Of course there are ways around it, but since it broke my scripts, I still decided to report this. Tested with both the current development version (see reprex below) and version currently on CRAN (1.5.2)
library("fs")
# see e.g. https://en.wikipedia.org/wiki/Przemy%C5%9Bl
x <- "Przemyśl"
# works
print(x)
#> [1] "Przemyśl"
# throws error
fs::path(x)
#> Przemyśl
# throws error
fs::path(stringi::stri_enc_toutf8(x))
#> Przemyśl
# works
fs::path_sanitize(filename = x)
#> [1] "Przemyśl"
# throws error
fs::path(fs::path_sanitize(filename = x))
#> Przemyśl
# works
y <- invisible(fs::path(x))
# works
stringr::str_c(y)
#> [1] "Przemyśl"
# works
filename <- fs::path(tempdir(), "Przemyśl.txt")
# throws error
fs::path(filename)
#> /tmp/RtmpzO4Dt3/Przemyśl.txt
# works
writeLines("test", fs::path(filename))
# works
fs::path("ś")
#> ś
# works
fs::path("Przemyś")
#> Przemyś
# throws error
fs::path("śl")
#> śl
devtools::session_info()
#> ─ Session info ───────────────────────────────────────────────────────────────
#> setting value
#> version R version 4.1.3 (2022-03-10)
#> os Fedora Linux 35 (Workstation Edition)
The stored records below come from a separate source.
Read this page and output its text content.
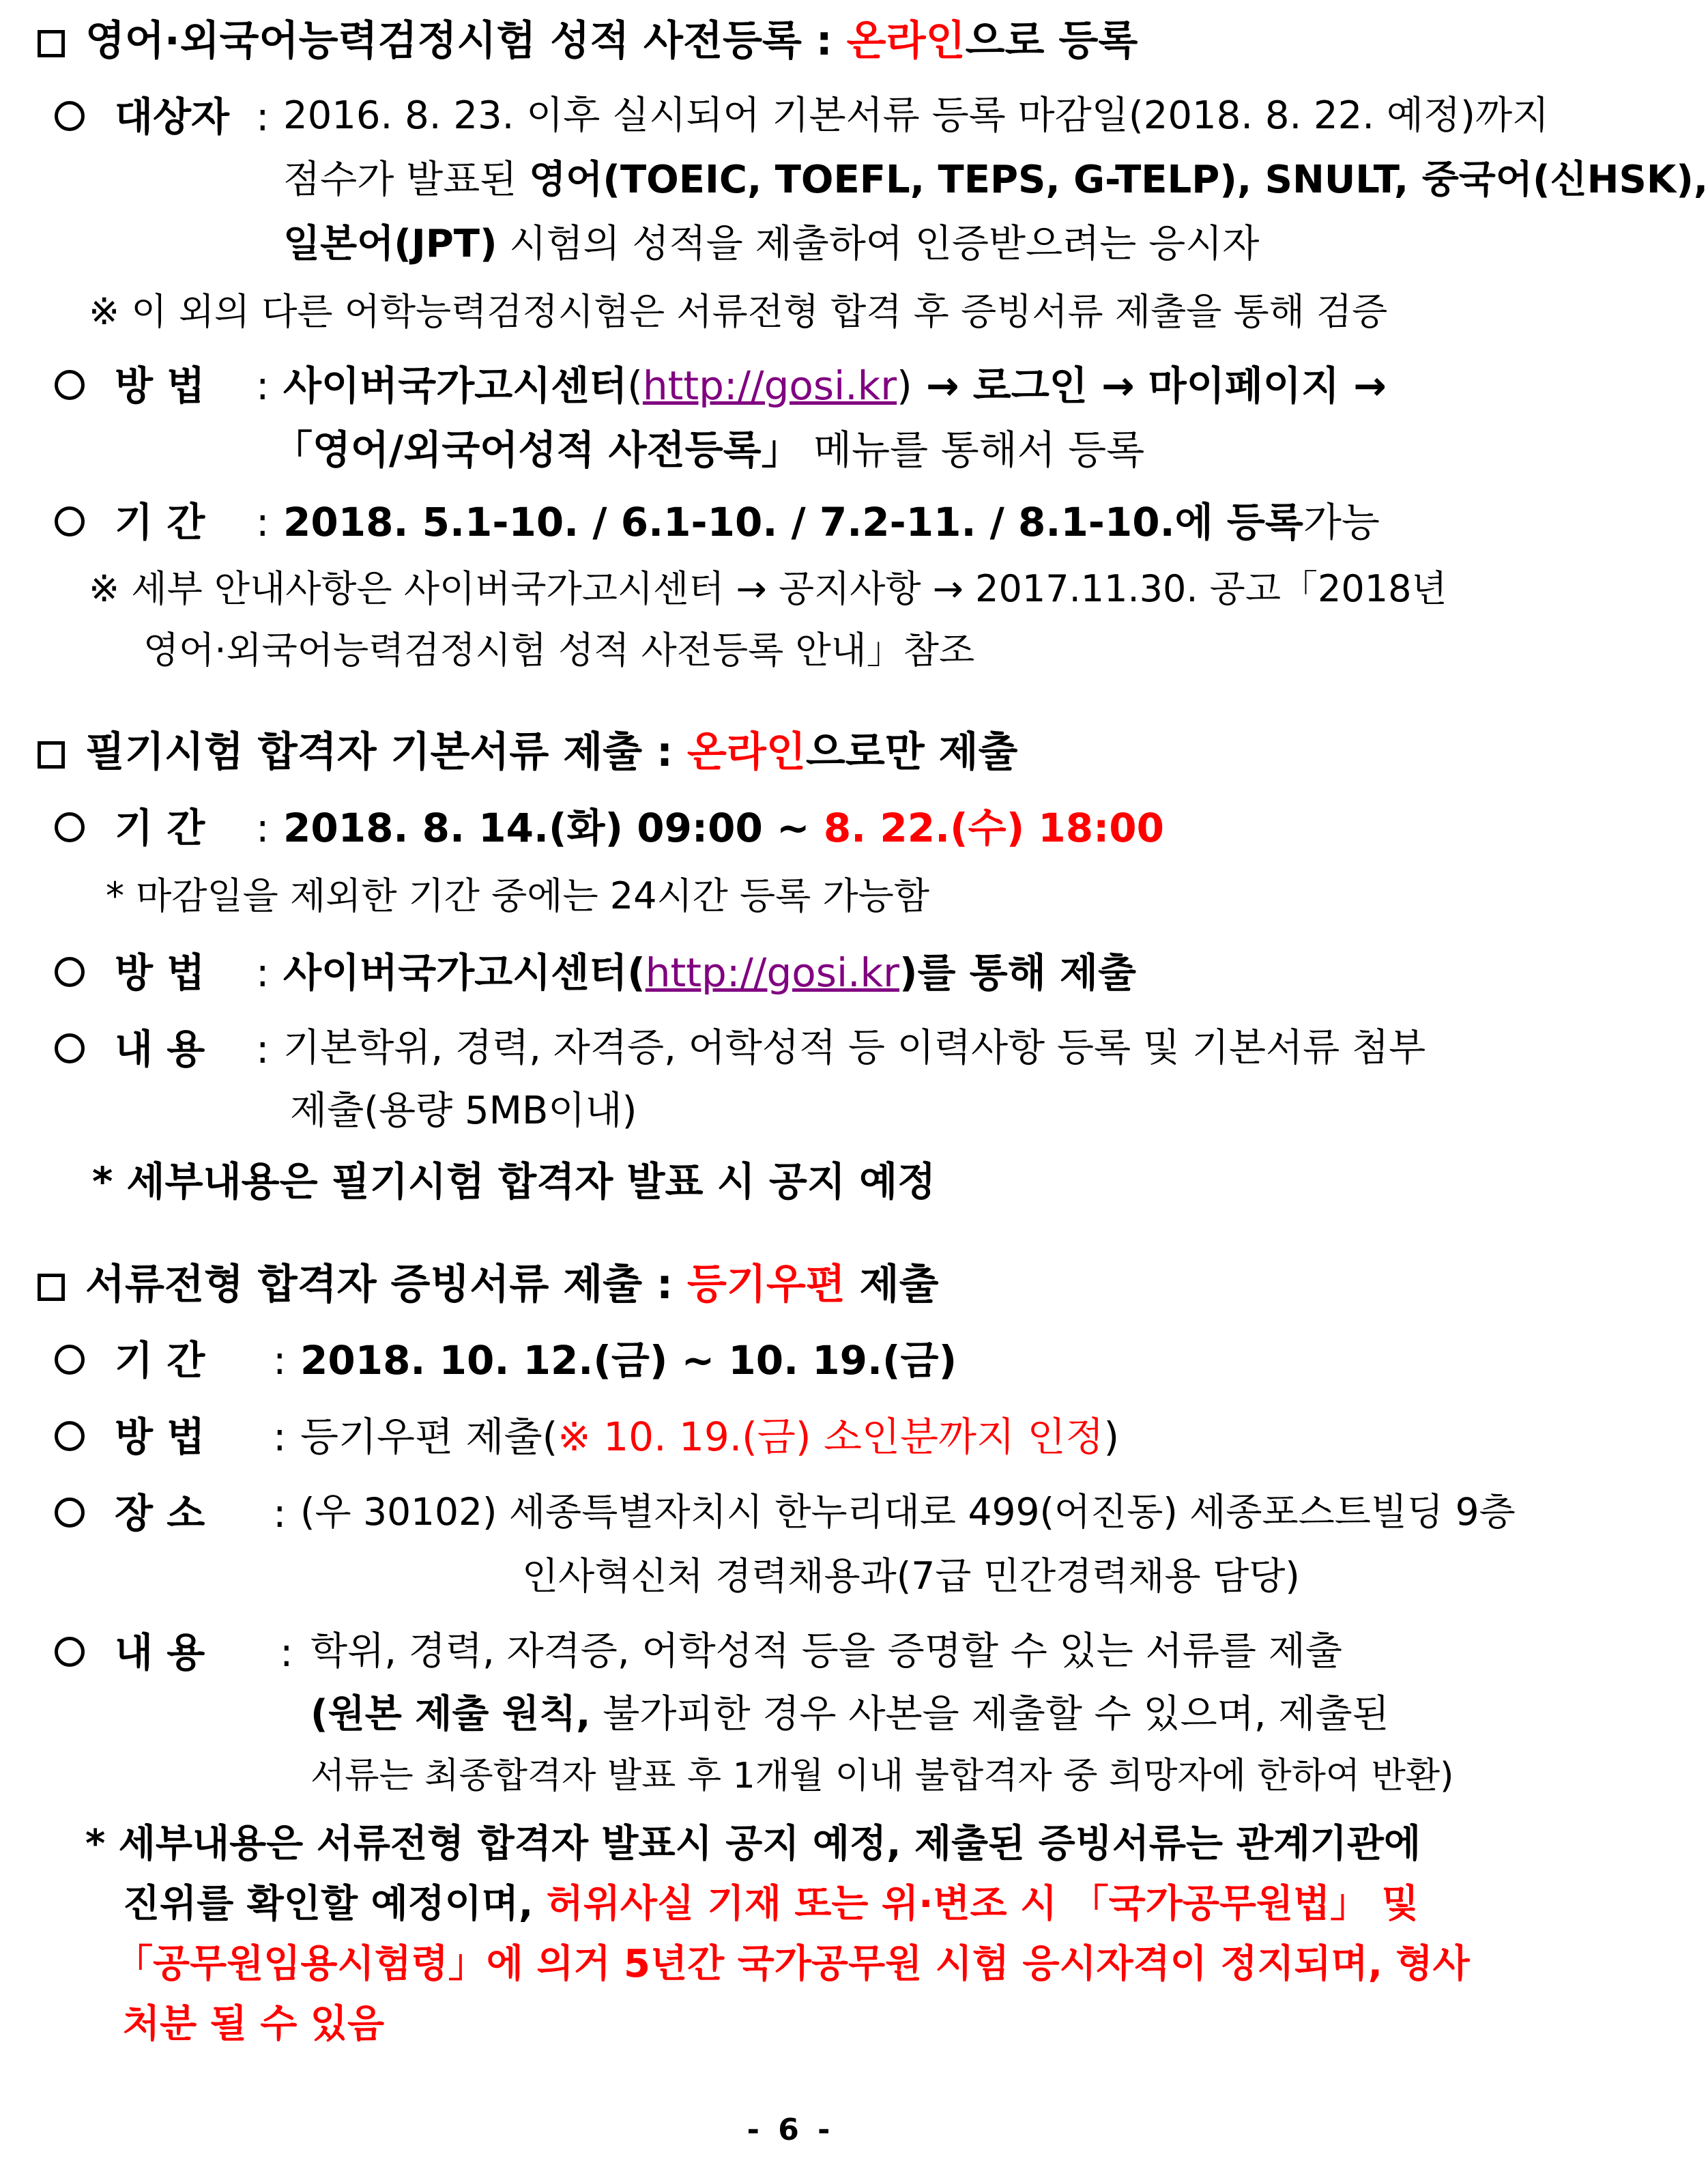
영어·외국어능력검정시험 성적 사전등록 : 온라인으로 등록
대상자 : 2016. 8. 23. 이후 실시되어 기본서류 등록 마감일(2018. 8. 22. 예정)까지
점수가 발표된 영어(TOEIC, TOEFL, TEPS, G-TELP), SNULT, 중국어(신HSK),
일본어(JPT) 시험의 성적을 제출하여 인증받으려는 응시자
※ 이 외의 다른 어학능력검정시험은 서류전형 합격 후 증빙서류 제출을 통해 검증
방 법 : 사이버국가고시센터(http://gosi.kr) → 로그인 → 마이페이지 →
「영어/외국어성적 사전등록」 메뉴를 통해서 등록
기 간 : 2018. 5.1-10. / 6.1-10. / 7.2-11. / 8.1-10.에 등록가능
※ 세부 안내사항은 사이버국가고시센터 → 공지사항 → 2017.11.30. 공고「2018년
영어·외국어능력검정시험 성적 사전등록 안내」참조
필기시험 합격자 기본서류 제출 : 온라인으로만 제출
기 간 : 2018. 8. 14.(화) 09:00 ~ 8. 22.(수) 18:00
* 마감일을 제외한 기간 중에는 24시간 등록 가능함
방 법 : 사이버국가고시센터(http://gosi.kr)를 통해 제출
내 용 : 기본학위, 경력, 자격증, 어학성적 등 이력사항 등록 및 기본서류 첨부
제출(용량 5MB이내)
* 세부내용은 필기시험 합격자 발표 시 공지 예정
서류전형 합격자 증빙서류 제출 : 등기우편 제출
기 간 : 2018. 10. 12.(금) ~ 10. 19.(금)
방 법 : 등기우편 제출(※ 10. 19.(금) 소인분까지 인정)
장 소 : (우 30102) 세종특별자치시 한누리대로 499(어진동) 세종포스트빌딩 9층
인사혁신처 경력채용과(7급 민간경력채용 담당)
내 용 : 학위, 경력, 자격증, 어학성적 등을 증명할 수 있는 서류를 제출
(원본 제출 원칙, 불가피한 경우 사본을 제출할 수 있으며, 제출된
서류는 최종합격자 발표 후 1개월 이내 불합격자 중 희망자에 한하여 반환)
* 세부내용은 서류전형 합격자 발표시 공지 예정, 제출된 증빙서류는 관계기관에
진위를 확인할 예정이며, 허위사실 기재 또는 위·변조 시 「국가공무원법」 및
「공무원임용시험령」에 의거 5년간 국가공무원 시험 응시자격이 정지되며, 형사
처분 될 수 있음
- 6 -
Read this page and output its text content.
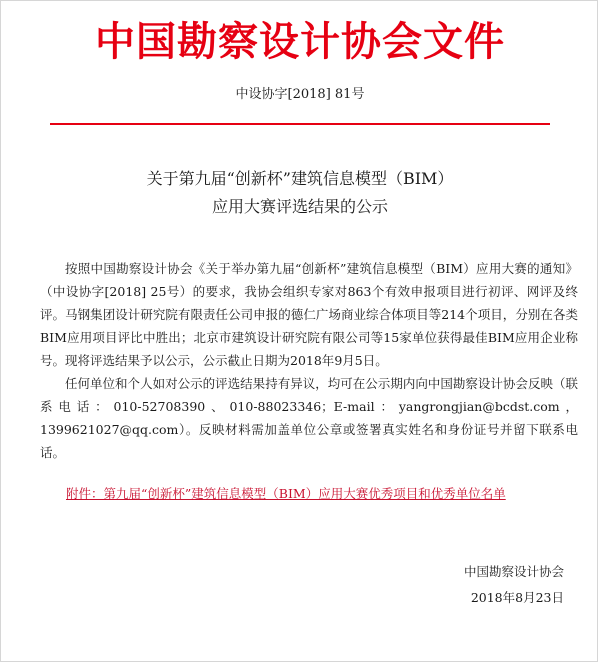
中国勘察设计协会文件
中设协字[2018] 81号
关于第九届“创新杯”建筑信息模型（BIM）
应用大赛评选结果的公示

按照中国勘察设计协会《关于举办第九届“创新杯”建筑信息模型（BIM）应用大赛的通知》（中设协字[2018] 25号）的要求，我协会组织专家对863个有效申报项目进行初评、网评及终评。马钢集团设计研究院有限责任公司申报的德仁广场商业综合体项目等214个项目，分别在各类BIM应用项目评比中胜出；北京市建筑设计研究院有限公司等15家单位获得最佳BIM应用企业称号。现将评选结果予以公示，公示截止日期为2018年9月5日。

任何单位和个人如对公示的评选结果持有异议，均可在公示期内向中国勘察设计协会反映（联系电话：010-52708390、010-88023346；E-mail：yangrongjian@bcdst.com，1399621027@qq.com）。反映材料需加盖单位公章或签署真实姓名和身份证号并留下联系电话。

附件：第九届“创新杯”建筑信息模型（BIM）应用大赛优秀项目和优秀单位名单
中国勘察设计协会
2018年8月23日
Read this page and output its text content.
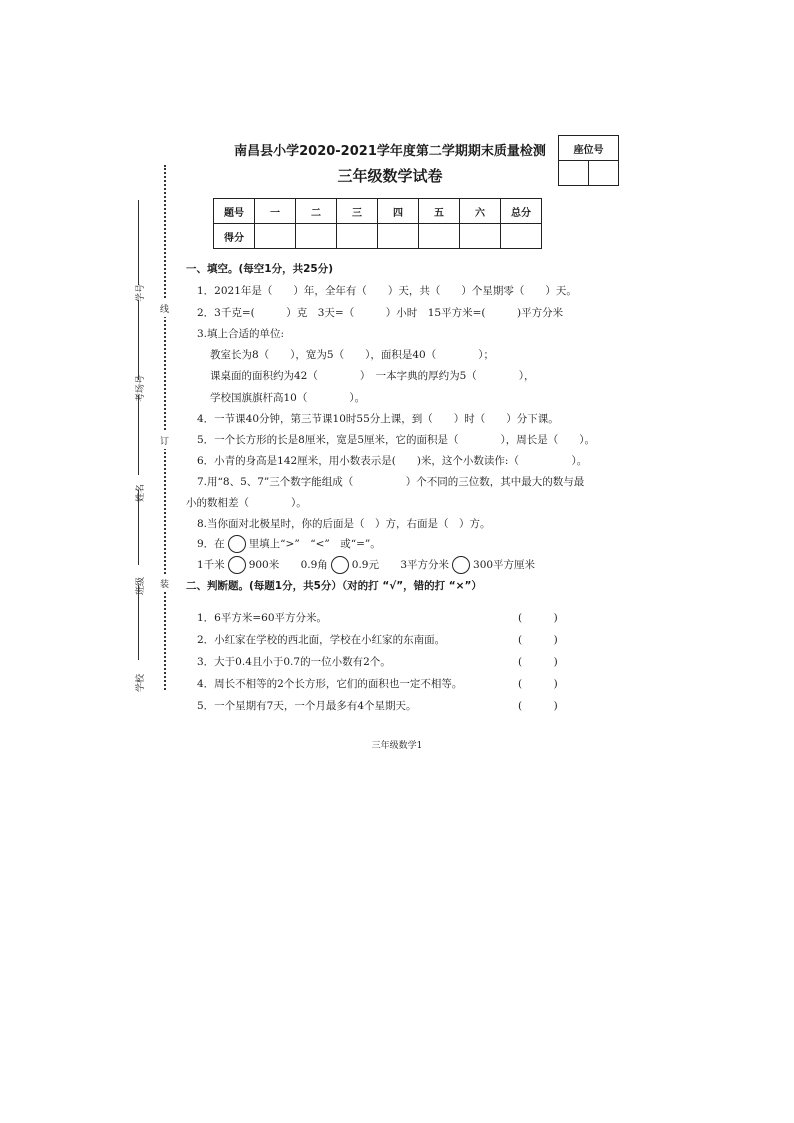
南昌县小学2020-2021学年度第二学期期末质量检测
三年级数学试卷
座位号

题号	一	二	三	四	五	六	总分
得分							
线
订
装
学号
考场号
姓名
班级
学校
一、填空。(每空1分，共25分)
1．2021年是（　　）年，全年有（　　）天，共（　　）个星期零（　　）天。
2．3千克=(　　　）克　3天=（　　　）小时　15平方米=(　　　)平方分米
3.填上合适的单位:
教室长为8（　　），宽为5（　　），面积是40（　　　　）；
课桌面的面积约为42（　　　　）　一本字典的厚约为5（　　　　），
学校国旗旗杆高10（　　　　）。
4．一节课40分钟，第三节课10时55分上课，到（　　）时（　　）分下课。
5．一个长方形的长是8厘米，宽是5厘米，它的面积是（　　　　），周长是（　　）。
6．小青的身高是142厘米，用小数表示是(　　)米，这个小数读作:（　　　　　）。
7.用“8、5、7”三个数字能组成（　　　　　）个不同的三位数，其中最大的数与最
小的数相差（　　　　）。
8.当你面对北极星时，你的后面是（　）方，右面是（　）方。
9．在 里填上“>”　“<”　或“=”。
1千米 900米 0.9角 0.9元 3平方分米 300平方厘米
二、判断题。(每题1分，共5分）（对的打 “√”，错的打 “×”）
1．6平方米=60平方分米。	(　　　)
2．小红家在学校的西北面，学校在小红家的东南面。	(　　　)
3．大于0.4且小于0.7的一位小数有2个。	(　　　)
4．周长不相等的2个长方形，它们的面积也一定不相等。	(　　　)
5．一个星期有7天，一个月最多有4个星期天。	(　　　)
三年级数学1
#> system x86_64, linux-gnu
#> ui X11
#> language (EN)
#> collate en_IE.UTF-8
#> ctype en_IE.UTF-8
#> tz Europe/Vienna
#> date 2022-05-31
#> pandoc 2.14.0.3 @ /usr/libexec/rstudio/bin/pandoc/ (via rmarkdown)
#>
#> ─ Packages ───────────────────────────────────────────────────────────────────
#> package * version date (UTC) lib source
#> brio 1.1.3 2021-11-30 [1] CRAN (R 4.1.2)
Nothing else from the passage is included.